Il marito e gli Obama sono stati la rovina dell’avvocato Rodham. Se se ne fossero stati a casa a farsi una birra forse sarebbe andata diversamente. Erano impresentabili. Trump ha fatto un sacco di errori, il più grave dei quali la minaccia di non riconoscere l’eventuale vincitrice (anche se qualche fondamento doveva averlo). Ma gli americani hanno sorvolato anche su questo derubricandolo a sociologia.

Alla povera Clinton é stata fatale anche una campagna elettorale incentrata sul privato, buona per farci i titoli sul giornale, ma estranea alla vita d’ogni giorno delle persone in carne e ossa: come puoi essere credibile se il molestatore seriale lo tieni in casa e ipocritamente fai finta di niente e anzi lo arruoli per la causa? Fatale che uscissero gli scheletri da tutti gli armadi spalancati, gli spettri evocati incautamente.

Non ha saputo parlare alla middle e working-class devastate dalla crisi, che hanno fatto volare Trump verso la vittoria: forse l’estremista “socialista” Sanders avrebbe avuto più possibilità.

Ma le ha giocato contro anche il malore avuto pochi giorni fa. Con la sua mole fisica, col corpaccione vissuto, Trump era più rassicurante per l’americano medio in un Paese dove la forma fisica, come nella Grecia e la Roma antica, è un’ossessione.

Ora i sondaggisti (“incolmabile il vantaggio della Clinton”) in gramaglie dovranno trovarsi un altro lavoro: i loro committenti politici, economici, finanziari, sono stati rovinati, trascinati nella Geenna e magari chiederanno i danni. Osservando il volo degli uccelli, scrutando i fondi di caffè o chiedendo alla Pizia, ne avrebbero saputo di più (e avrebbero risparmiato).

Una Waterloo pure per gli opinionisti, i moralisti di ogni risma, di qua e di là dell’oceano: quelli che hanno scoperto che la neo-first lady Melania ha lavorato da clandestina (come accade a tanti di noi quando emigriamo), che hanno fatto lo spelling sulla bocca di Trump, titolando sulla sua indegnità morale, come se Machiavelli non l’avesse nettamente separata dalla politica, e non certo ieri.
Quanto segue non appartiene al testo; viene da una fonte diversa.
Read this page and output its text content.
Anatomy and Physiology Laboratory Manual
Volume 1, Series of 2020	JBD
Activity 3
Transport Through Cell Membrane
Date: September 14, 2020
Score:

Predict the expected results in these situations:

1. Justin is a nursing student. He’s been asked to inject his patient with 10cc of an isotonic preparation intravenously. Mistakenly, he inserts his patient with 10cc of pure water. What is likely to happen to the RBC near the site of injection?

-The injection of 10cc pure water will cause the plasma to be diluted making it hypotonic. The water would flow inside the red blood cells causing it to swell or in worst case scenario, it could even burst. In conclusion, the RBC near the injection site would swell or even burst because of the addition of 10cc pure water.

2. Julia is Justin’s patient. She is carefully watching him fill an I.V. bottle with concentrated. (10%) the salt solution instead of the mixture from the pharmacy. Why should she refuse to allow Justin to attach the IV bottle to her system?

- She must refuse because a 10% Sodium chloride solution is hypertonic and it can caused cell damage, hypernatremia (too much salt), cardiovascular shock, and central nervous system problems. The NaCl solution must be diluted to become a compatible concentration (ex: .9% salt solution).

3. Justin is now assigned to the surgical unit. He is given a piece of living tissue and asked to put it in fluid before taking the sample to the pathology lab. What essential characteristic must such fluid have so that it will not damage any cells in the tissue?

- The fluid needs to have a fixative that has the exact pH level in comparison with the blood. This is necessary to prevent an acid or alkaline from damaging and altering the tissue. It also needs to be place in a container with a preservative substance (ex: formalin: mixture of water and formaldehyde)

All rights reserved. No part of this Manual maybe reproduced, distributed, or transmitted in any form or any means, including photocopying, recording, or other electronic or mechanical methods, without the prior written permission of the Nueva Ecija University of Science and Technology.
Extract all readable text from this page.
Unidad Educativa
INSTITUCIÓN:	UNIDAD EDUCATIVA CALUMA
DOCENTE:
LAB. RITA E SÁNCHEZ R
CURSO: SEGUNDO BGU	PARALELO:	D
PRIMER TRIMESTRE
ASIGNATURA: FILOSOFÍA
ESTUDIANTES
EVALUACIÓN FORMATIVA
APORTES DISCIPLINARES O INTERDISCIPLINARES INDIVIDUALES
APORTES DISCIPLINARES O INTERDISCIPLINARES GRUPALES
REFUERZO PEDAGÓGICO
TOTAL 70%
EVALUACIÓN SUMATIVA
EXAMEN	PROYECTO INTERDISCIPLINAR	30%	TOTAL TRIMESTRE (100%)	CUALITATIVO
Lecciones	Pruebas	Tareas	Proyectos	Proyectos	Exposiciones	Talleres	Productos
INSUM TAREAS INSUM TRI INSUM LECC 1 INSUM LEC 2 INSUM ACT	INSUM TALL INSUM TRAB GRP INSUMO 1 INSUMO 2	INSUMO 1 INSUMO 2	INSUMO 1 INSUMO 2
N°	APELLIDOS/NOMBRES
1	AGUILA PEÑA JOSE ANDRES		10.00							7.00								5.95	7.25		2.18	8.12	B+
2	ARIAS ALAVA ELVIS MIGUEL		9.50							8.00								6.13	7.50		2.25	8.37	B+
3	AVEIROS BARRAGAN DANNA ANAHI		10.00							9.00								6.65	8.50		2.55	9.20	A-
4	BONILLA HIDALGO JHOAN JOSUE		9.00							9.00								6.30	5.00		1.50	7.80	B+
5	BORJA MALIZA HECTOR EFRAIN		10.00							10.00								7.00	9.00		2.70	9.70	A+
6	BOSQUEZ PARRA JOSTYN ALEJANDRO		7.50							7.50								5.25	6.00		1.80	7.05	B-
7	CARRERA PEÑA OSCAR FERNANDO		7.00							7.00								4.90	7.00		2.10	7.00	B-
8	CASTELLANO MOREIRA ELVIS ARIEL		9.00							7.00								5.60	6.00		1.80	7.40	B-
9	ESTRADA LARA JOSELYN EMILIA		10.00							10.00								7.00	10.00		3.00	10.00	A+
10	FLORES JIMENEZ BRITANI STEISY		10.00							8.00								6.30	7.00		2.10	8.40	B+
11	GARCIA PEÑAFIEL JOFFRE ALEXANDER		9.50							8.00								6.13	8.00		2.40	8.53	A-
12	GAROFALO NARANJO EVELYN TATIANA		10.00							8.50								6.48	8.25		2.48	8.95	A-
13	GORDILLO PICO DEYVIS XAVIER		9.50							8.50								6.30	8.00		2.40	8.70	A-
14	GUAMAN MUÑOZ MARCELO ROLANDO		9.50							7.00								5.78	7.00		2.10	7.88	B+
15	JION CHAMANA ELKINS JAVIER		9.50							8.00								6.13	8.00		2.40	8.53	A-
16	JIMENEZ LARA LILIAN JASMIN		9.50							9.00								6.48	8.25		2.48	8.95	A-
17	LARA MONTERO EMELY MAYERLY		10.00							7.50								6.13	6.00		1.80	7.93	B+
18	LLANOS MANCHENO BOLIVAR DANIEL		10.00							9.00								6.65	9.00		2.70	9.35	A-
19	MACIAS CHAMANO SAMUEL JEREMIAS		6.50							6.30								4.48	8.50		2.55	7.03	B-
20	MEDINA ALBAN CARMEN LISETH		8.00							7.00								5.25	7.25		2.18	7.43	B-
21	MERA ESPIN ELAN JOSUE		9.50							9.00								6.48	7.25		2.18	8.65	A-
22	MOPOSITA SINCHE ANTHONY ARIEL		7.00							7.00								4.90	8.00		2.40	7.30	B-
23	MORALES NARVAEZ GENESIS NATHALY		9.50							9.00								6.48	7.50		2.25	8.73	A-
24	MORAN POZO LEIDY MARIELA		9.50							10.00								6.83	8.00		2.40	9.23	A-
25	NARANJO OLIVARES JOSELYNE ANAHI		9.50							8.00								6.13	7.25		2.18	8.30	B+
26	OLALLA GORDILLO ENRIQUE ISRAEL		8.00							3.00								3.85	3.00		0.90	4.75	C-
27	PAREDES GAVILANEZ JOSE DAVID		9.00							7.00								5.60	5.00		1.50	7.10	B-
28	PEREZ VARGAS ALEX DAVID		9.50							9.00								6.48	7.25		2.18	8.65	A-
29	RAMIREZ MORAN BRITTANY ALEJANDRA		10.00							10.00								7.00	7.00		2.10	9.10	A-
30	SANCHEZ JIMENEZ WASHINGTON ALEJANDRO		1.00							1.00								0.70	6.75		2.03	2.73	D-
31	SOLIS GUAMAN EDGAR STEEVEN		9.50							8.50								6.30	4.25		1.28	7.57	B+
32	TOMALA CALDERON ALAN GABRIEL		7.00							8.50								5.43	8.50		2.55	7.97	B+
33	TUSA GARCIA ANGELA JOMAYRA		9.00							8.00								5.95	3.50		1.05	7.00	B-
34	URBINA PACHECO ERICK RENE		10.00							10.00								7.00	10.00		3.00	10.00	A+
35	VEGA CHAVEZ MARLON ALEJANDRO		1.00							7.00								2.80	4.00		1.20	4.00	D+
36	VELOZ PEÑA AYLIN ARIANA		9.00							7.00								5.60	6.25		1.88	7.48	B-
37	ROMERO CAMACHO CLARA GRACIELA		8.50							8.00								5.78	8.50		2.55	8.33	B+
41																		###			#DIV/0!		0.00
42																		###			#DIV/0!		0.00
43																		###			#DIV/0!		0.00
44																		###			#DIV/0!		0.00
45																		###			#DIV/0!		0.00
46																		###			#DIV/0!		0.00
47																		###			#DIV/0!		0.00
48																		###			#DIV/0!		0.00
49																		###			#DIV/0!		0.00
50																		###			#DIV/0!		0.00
Hanno fallito in blocco come con la Brexit, giugno 2016 (e come Emilio Fede alle regionali, primavera 2005 con le bandierine azzurre). Quelli Usa e i nostri, caserecci, abituati per dna a mettere l’asino dove vuole il padrone, che confonde i sogni e i desideri con i fatti, gli auspici con la realtà. Go home!

Sondaggi e corsivi: acqua fresca, sociologia da bar sport. Ancora domenica su “Repubblica” Eugenio Scalfari spingeva Renzi e ammoniva contro il populista Trump (chissà se lo chi l’ha votato lo sapeva), ma parlando di Grillo, come se Renzi non fosse la quintessenza di tutti i populismi di ieri, oggi, domani.

Aspettando l’investitura ufficiale del 45mo presidente degli Usa il 9 dicembre, ci faremo una risata con gli opportunisti, quelli che ora salteranno sul carro del vincitore al grido di “Ve l’avevo detto io!”.

Il primo sarà il premier autoletto Renzi, che fino a poche ore fa, nella vulgata dell’aristocrazia snob di sinistra, una nicchia autoreferenziale, fra Leopolda e Capalbio, considerava il neo presidente Usa un populista e adesso è tentato di twittare il classico: “L’avevo previsto!”. Autorottamati.

Una vittoria che, fra l’altro, darà la spallata definitiva all’UE: il miliardario dialogherà con gli Stati nazionali uno per uno.